En adelante continuó bien su curso la herida, cicatrizándose por algunos puntos, hasta que el día 30 de agosto, a eso de las cuatro de la tarde, sintió el enfermo escalofríos, dolor de cabeza, y ardor en la pierna. Cuando lo vi, a la siete de la noche, estaba con fiebre, sed, lengua seca, y rubicunda toda la pierna, en particular la extremidad inferior: atribuyendo esta novedad al cambio at­mosférico que hubo aquel día, y tal vez a algún exceso en la co­mida. Prescripción. Dieta, agua de naranja hecha en la de flor de malva, y fomentos emolientes á la pierna.
Día 31 de agosto. Aquella noche estuvo como azorrado y sudó mucho; los síntomas generales habían cedido y la inflamación de la pierna se había extendido al pie, presentando el carácter erisipelatoso flegmonoso, con especialidad en la parte interna. Se le dispuso una aplicación de 24 sanguijuelas y cataplasmas emo­lientes a la pierna.
El 1.° y 2.o de septiembre. Siguió su curso la inflamación habiendo terminado por abrirse de nuevo la cicatriz formada en la cisura y escara interior, igualmente que por la abertura de una de las picaduras de las sanguijuelas correspondiente a la parte anterior y externa, por cuyos puntos y borde inferior de la herida fluía un líquido tenue muy abundante, que fue cediendo a beneficio de los emolientes, cerrándose las nuevas aberturas.
Desde esta época ha sufrido varias alternativas, ya experimentando algún trastorno en los órganos digestivos, pues con frecuencia se le descompone el vientre, cosa no rara en él; ya en la pierna, tomando siempre el carácter erisipelatoso, abriéndose de nuevo la cisura, y resintiéndose además de un dolor sordo en la cresta de la tibia; pero por fin, la herida ha continuado bien hacia la cicatrización”.

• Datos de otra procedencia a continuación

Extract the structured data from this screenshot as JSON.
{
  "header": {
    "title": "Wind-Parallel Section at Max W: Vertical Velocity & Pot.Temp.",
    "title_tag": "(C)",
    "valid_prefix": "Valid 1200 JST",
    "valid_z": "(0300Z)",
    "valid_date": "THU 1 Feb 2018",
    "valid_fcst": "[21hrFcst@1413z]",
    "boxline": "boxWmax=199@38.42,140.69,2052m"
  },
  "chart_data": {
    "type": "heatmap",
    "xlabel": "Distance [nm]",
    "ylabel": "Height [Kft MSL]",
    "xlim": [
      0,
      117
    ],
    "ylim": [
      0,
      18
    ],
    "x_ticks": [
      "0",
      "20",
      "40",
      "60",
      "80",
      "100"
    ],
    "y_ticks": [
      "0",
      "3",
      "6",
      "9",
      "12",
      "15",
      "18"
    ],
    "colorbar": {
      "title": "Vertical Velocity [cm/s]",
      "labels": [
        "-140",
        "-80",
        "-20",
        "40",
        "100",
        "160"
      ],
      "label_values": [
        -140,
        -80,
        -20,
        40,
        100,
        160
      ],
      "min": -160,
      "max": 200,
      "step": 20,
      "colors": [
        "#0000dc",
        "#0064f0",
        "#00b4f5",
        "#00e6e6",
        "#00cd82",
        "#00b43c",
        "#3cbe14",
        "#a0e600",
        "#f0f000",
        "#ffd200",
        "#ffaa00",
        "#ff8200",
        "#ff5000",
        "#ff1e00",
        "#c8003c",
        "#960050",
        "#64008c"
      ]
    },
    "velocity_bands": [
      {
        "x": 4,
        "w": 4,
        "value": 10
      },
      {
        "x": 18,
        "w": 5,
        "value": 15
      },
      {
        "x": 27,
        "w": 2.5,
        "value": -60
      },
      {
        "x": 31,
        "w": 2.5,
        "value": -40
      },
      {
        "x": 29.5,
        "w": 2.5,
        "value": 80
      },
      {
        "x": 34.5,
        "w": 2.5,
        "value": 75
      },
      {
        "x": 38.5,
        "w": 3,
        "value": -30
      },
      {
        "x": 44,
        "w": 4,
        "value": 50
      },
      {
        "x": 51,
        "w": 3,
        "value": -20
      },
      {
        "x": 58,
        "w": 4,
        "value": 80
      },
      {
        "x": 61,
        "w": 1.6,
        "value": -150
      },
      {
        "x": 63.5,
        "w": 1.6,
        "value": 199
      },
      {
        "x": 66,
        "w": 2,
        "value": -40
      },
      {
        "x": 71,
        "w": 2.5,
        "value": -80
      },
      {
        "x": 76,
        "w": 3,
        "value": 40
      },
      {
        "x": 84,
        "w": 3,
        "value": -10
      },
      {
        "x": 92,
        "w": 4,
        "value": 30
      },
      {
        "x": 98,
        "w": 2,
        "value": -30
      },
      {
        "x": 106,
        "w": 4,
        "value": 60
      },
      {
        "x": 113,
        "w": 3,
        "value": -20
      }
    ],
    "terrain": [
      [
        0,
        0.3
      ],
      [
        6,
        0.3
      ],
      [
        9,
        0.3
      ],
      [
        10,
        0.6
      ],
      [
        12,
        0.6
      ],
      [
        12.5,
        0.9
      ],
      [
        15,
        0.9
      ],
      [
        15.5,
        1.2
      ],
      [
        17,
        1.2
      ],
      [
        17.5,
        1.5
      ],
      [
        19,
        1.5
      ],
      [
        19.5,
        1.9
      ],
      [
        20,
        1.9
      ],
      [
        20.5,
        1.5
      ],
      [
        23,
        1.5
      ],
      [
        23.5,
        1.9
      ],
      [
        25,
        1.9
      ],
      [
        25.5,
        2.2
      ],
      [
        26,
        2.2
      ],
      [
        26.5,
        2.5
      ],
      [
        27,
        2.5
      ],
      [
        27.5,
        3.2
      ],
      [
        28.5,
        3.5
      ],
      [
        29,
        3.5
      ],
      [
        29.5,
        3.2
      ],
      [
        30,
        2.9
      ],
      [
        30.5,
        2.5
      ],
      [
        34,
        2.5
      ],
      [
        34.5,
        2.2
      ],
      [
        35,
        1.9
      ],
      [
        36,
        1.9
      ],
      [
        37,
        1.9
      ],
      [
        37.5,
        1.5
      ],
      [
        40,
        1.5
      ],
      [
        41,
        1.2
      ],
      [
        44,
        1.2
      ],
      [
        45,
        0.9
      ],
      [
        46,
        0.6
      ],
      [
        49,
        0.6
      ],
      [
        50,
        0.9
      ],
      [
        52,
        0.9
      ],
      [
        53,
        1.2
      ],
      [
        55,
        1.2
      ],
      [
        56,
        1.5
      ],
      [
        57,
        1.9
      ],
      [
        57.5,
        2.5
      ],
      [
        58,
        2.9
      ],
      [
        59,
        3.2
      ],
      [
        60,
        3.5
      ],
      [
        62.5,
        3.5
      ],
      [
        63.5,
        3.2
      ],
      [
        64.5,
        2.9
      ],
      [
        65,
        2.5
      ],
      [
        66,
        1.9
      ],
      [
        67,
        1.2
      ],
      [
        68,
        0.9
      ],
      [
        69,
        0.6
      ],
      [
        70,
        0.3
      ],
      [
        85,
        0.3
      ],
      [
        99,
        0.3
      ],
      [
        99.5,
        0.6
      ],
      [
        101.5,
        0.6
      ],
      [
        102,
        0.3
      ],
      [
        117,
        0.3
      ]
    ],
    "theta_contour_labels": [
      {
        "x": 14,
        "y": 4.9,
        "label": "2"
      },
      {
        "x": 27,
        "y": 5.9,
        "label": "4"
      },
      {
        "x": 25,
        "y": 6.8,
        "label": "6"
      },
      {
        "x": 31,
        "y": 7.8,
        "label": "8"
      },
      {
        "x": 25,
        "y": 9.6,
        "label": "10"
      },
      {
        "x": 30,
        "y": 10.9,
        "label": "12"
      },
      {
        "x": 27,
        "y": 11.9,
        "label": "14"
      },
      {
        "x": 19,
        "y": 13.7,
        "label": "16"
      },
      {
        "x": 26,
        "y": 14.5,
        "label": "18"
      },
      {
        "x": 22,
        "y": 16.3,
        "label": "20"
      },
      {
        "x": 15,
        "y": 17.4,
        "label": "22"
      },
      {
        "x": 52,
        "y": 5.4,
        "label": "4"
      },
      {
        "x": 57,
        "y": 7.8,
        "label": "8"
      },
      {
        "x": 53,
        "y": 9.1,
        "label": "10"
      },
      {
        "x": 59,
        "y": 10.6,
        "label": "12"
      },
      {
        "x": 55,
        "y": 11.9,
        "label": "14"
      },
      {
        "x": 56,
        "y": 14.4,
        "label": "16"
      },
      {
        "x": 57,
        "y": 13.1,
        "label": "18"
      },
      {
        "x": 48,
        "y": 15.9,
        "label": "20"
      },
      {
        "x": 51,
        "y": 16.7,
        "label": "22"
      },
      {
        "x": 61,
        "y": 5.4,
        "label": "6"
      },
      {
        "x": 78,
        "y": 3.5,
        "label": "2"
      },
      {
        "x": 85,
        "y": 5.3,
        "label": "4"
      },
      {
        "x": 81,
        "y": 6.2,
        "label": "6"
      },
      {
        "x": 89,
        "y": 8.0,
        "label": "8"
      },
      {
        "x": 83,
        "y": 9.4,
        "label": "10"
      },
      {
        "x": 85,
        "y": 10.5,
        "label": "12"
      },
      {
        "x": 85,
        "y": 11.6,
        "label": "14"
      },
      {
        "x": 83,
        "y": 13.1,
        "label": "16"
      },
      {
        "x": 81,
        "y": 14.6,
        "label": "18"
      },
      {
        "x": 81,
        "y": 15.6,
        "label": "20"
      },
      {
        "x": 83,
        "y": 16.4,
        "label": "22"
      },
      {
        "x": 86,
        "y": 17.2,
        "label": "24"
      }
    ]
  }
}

La herida cicatrizó en su parte exterior, pero ese color erisipelatoso no dejaba entrever nada bueno, y si a ello sumamos la apertura de la herida meses después y los dolores constantes, sordos, profundos, el panorama no parecía ser nada bueno. Montes volvió a los pocos días a su tierra natal, pero todo nos hace sospechar que la curación de la pierna no terminó de producirse, y que agravada o quizá complicada por esos problemas respiratorios o digestivos, tuvo al fin una sepsis que acabó con su vida en abril del siguiente año. Triste fin para el más grande de los diestros habidos hasta ese momento. Con estos datos creemos haber aportado un breve conjunto de nuevas noticias que sin duda redondearán las que ya poseíamos sobre el importante lidiador chiclanero y que vienen a sumarse a las que ya autores de más reconocido mérito que uno mismo han aportado en estos últimos años desde el segundo centenario de su nacimiento.

1 comentario:

  1. Impresionante relato médico el del tratamiento de estas cornadas antiguas que habla claramente de la dureza del toreo y que, en este caso concreto, casi parece confirmar que Montes falleció en Chiclana pero como consecuencia de la cogida de Madrid, como usted, tan acertadamente según creo, apunta.